I'm building a musical instrument using thirty JF-0530B solenoids, rated 6VDC and 300mA. But I've discovered when I power them directly with 6VDC they draw ~1.5A, because they only have a resistance of ~4 Ω (they all do, except for three that appear to be shorted/bad).
(The values above are as measured with my multimeter, like so – just to make sure I didn't mess something up here.)
My concern is that I'm going to damage the MIDI decoder board, which switches the solenoids via ULN2803 chips (Darlington arrays with embedded flyback diodes) that are only rated up to 500mA per output.

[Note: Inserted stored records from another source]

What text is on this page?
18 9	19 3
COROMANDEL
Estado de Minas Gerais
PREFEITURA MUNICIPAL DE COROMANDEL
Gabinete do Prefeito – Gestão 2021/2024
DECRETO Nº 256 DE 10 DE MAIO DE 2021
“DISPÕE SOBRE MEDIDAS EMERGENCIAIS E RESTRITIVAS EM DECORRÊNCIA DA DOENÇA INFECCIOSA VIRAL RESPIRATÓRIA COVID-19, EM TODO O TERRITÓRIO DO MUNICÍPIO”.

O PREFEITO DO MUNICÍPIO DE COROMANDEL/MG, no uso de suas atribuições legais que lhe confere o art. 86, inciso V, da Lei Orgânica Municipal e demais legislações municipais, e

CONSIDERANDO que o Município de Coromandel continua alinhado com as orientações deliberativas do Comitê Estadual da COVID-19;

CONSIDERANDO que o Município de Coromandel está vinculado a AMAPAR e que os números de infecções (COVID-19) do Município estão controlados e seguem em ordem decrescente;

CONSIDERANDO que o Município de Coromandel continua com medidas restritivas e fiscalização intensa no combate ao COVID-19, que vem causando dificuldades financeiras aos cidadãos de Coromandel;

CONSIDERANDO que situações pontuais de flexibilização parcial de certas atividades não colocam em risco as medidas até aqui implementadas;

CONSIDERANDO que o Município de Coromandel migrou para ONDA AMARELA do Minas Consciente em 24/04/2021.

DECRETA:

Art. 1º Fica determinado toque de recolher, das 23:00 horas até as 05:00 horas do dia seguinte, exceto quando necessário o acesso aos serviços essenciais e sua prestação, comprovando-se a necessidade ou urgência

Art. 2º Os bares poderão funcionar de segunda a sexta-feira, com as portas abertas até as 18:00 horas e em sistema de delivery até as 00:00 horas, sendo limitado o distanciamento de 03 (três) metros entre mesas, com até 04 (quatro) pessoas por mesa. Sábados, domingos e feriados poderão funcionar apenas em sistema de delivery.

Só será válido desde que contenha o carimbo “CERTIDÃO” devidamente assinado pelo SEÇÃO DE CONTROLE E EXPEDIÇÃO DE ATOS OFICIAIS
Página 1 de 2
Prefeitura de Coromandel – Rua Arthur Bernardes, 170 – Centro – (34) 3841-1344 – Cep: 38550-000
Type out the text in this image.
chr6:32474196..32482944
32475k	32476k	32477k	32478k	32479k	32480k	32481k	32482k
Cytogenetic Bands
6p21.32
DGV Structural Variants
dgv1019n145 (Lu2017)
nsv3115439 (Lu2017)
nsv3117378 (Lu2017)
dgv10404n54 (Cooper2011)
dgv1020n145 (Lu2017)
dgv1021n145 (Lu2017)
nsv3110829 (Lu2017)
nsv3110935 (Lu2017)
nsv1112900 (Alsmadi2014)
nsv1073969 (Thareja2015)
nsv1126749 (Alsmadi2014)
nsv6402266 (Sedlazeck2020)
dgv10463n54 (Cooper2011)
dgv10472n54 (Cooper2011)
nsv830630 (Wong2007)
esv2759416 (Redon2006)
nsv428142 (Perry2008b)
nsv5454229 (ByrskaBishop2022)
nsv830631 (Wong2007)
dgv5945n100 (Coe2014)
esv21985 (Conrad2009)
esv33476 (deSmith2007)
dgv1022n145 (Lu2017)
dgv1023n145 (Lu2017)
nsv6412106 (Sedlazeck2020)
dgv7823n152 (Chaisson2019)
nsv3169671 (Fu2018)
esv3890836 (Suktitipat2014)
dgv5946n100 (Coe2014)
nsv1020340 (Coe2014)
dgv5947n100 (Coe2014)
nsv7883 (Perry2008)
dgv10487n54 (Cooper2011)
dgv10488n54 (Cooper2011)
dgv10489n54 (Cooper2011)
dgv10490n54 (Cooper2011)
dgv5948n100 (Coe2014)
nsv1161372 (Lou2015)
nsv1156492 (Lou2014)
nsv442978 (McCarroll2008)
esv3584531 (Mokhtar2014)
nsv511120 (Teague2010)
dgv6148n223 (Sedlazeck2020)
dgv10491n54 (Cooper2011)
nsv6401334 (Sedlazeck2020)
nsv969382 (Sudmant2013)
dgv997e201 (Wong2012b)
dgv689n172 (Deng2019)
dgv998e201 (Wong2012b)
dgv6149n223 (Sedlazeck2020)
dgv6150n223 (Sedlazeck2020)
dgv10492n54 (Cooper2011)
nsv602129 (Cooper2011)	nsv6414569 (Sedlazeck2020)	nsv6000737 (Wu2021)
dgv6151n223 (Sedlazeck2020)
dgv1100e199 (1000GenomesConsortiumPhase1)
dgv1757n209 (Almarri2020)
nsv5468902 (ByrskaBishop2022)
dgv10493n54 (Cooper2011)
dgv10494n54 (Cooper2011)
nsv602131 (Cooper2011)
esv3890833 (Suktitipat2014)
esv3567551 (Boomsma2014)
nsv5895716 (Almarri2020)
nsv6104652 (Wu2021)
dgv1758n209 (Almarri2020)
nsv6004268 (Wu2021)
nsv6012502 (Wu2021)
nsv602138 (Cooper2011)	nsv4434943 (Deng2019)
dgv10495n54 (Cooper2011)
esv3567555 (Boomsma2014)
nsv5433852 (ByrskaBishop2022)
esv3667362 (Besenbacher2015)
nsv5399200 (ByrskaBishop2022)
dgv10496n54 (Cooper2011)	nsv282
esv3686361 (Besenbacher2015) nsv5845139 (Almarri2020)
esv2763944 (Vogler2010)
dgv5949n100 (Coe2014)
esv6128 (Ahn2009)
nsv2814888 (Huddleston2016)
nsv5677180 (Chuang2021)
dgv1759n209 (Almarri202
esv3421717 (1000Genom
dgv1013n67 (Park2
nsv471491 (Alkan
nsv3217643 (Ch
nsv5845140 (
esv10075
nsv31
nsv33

The odd thing is, before discovering all this I tested the solenoids with the decoder – and not only does it work at 6VDC, it works at 12VDC when the solenoid pulls nearly 3A! (I just used the wrong supply.) Maybe I just got lucky here because the solenoids are only powered for a fraction of a second.
I'm not familiar with solenoids, but isn't 4 Ω a low resistance for a 300mA-rated solenoid? Did I get a bad batch or do I misunderstand how to use them? I'm trying to ask vendors for the resistance of the 12VDC version of this solenoid (which I'm thinking of using instead) but no success yet. I've seen this thread (among others) but that seems to have boiled down to misuse of equipment. Another forum suggested I was seeing inrush current, but this seems to apply only to AC solenoids.
Thanks in advance for any thoughts!
Best Answer
I can only find data for the 12 V version of the JF-0530B solenoids. These appear to be the type used in vending machines, etc., where they typically have short "on" times. I suspect that the voltage and current ratings are not simultaneous: you can run at 6 V (or 12 V in the case of the datasheet version) for a while or at 300 mA continuously. For the latter condition the voltage will be reduced.
Assuming the frame size and power rating is the same then we can use the temperature rise versus time curves from that data sheet. If we use the rated voltage and your measured resistance then we can calculate the power dissipated in the coil: \$ P = \frac {v^2}{R} = \frac {6^2}{4} = 9 \; W \$. That would give you a temperature rise as shown by the curve 1. After 30 s continuous on you would have a coil temperature rise of 50°C.
Figure 1. Graphs from solenoid datasheet.
Some of these applications require a good pulse of current to overcome inertia, etc., but not so much to hold the solenoid in position for the time required. It is possible to charge a capacitor to 6 V through a resistor to give a good initial "kick" to the solenoid but limit the continuous current to a safe value.
simulate this circuit – Schematic created using CircuitLab
Figure 2. C1 charges up to 6 V via R1 and provides a short pulse current when Q1 turns on. The current will rapidly fall off to the value limited by R1 and the solenoid's internal resistance.
You need to read and understand the stroke details on the graph on the right too.
ULN2803
Yes, they're not adequate for this task. Even if you parallel the outputs you'll likely exceed the chip total current limit. (Remember that all the current has to pass though the internal gold wire to the common pin.) Look for a suitable Darlington transistor.
Ideally you would be able to share the one RC pair between all the solenoids but this depends on the RC time values selected as it would have to recharge adequately between firings.
You might also need to prevent the actuator damping the ringing. The piano mechanism does this by propelling the hammer to the string but it's allowed to fall back to a rest position if the note is held. This allows the string to vibrate undamped. You may succeed by just getting the pulse length right or you may need a separate hammer mechanism.